O Congresso Nacional derrubou, nesta quinta-feira (4), o veto ao Projeto de Lei 2694/21, que garante isenção de taxas à Embrapa no registro de pesquisas, tecnologias e produtos. Com a decisão, o benefício passa a valer de forma permanente e será incorporado ao texto final da lei.

A votação teve acordo entre as bancadas e obteve apoio expressivo de deputados e senadores. A derrubada exigia maioria absoluta nas duas Casas.

O que muda para a Embrapa

Com a nova redação, a Embrapa deixa de pagar taxas cobradas por órgãos responsáveis pela análise e registro de tecnologias agropecuárias. A isenção abrange:

  • Serviço Nacional de Proteção de Cultivares, ligado ao Ministério da Agricultura;
  • Instituto Nacional da Propriedade Industrial (INPI);
  • Instituto Brasileiro do Meio Ambiente e dos Recursos Naturais Renováveis (Ibama);
  • Agência Nacional de Vigilância Sanitária (Anvisa).

A desoneração é válida por prazo indeterminado. Segundo técnicos ouvidos durante a tramitação no Congresso, a medida reduz custos operacionais da estatal e agiliza processos de proteção intelectual, etapa necessária para levar novas tecnologias ao campo.

Outros vetos derrubados

Parlamentares também rejeitaram vetos ao Projeto de Lei 3965/21, já transformado na Lei 15.153/25. A norma destina parte da arrecadação com multas de trânsito para financiar a obtenção da Carteira Nacional de Habilitação (CNH) por pessoas de baixa renda.

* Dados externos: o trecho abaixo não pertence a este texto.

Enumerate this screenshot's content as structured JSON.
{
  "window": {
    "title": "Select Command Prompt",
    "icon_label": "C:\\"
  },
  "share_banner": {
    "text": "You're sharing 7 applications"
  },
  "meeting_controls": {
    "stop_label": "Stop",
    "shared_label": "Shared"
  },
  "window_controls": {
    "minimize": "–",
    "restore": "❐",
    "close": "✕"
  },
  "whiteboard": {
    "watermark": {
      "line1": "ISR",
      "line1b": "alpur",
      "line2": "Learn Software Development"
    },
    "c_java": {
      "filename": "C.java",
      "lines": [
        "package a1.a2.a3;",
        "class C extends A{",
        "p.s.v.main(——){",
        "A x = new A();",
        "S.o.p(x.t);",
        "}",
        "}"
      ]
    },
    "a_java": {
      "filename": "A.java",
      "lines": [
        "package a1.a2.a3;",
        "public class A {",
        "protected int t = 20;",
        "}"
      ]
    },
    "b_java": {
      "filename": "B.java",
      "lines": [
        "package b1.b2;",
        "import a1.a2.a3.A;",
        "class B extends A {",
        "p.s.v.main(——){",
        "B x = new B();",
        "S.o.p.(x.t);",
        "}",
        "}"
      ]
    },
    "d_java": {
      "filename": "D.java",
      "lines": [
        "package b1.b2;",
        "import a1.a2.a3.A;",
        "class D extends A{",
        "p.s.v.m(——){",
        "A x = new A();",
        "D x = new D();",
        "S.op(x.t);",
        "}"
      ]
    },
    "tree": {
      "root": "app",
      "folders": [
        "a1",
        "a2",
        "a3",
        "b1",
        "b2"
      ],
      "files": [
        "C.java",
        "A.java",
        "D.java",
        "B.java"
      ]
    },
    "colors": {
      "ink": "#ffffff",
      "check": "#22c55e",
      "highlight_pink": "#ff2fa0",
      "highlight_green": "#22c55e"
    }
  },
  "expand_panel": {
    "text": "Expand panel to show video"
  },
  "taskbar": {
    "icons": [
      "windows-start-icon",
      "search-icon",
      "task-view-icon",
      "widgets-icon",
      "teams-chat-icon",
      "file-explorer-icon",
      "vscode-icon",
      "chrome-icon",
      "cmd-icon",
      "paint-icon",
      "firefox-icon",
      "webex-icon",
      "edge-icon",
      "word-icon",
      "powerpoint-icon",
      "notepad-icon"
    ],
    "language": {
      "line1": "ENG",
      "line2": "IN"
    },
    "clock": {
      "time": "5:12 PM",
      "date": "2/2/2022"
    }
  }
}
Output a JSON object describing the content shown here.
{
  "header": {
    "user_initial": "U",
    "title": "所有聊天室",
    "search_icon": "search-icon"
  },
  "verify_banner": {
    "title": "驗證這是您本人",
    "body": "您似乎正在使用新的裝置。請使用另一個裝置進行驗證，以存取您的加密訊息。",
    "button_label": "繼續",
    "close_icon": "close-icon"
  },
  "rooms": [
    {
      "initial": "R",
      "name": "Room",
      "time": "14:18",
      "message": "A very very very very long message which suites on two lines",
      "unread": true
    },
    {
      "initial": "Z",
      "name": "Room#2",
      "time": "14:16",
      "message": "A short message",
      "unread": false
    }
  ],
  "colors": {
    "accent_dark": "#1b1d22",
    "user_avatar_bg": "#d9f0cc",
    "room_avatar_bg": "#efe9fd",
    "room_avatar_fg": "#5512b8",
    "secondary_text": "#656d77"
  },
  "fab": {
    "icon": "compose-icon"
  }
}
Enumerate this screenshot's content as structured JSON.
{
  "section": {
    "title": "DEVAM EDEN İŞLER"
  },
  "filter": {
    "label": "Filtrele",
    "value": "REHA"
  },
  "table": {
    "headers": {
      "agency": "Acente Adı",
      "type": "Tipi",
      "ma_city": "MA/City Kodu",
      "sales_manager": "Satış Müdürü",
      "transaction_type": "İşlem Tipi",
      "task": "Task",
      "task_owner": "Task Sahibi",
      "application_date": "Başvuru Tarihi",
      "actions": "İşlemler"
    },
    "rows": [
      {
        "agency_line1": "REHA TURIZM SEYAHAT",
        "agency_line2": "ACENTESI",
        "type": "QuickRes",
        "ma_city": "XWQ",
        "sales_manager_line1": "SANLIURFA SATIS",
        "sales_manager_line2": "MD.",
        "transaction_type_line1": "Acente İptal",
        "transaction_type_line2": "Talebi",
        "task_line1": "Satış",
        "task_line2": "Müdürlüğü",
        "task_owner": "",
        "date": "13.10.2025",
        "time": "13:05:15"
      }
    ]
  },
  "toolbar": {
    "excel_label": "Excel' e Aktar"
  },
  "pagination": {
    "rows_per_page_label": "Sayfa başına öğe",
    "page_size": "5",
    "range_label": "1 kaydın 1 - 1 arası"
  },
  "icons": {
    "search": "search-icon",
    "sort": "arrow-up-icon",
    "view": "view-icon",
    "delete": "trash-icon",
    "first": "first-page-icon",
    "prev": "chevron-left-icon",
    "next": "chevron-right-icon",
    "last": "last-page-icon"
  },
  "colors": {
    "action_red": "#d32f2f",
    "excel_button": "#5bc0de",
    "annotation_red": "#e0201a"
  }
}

Com a decisão, quatro dispositivos previamente vetados serão reinseridos na lei. Entre eles está a exigência de exame toxicológico com resultado negativo para a primeira habilitação, válido para todas as categorias de condutores.

Como foi a votação

A derrubada dos vetos contou com 423 votos na Câmara e 70 no Senado. O resultado superou os quóruns mínimos necessários — 257 deputados e 41 senadores — e encerrou a análise das propostas.

As mudanças passam agora para promulgação, etapa final para que os trechos reincluídos entrem em vigor.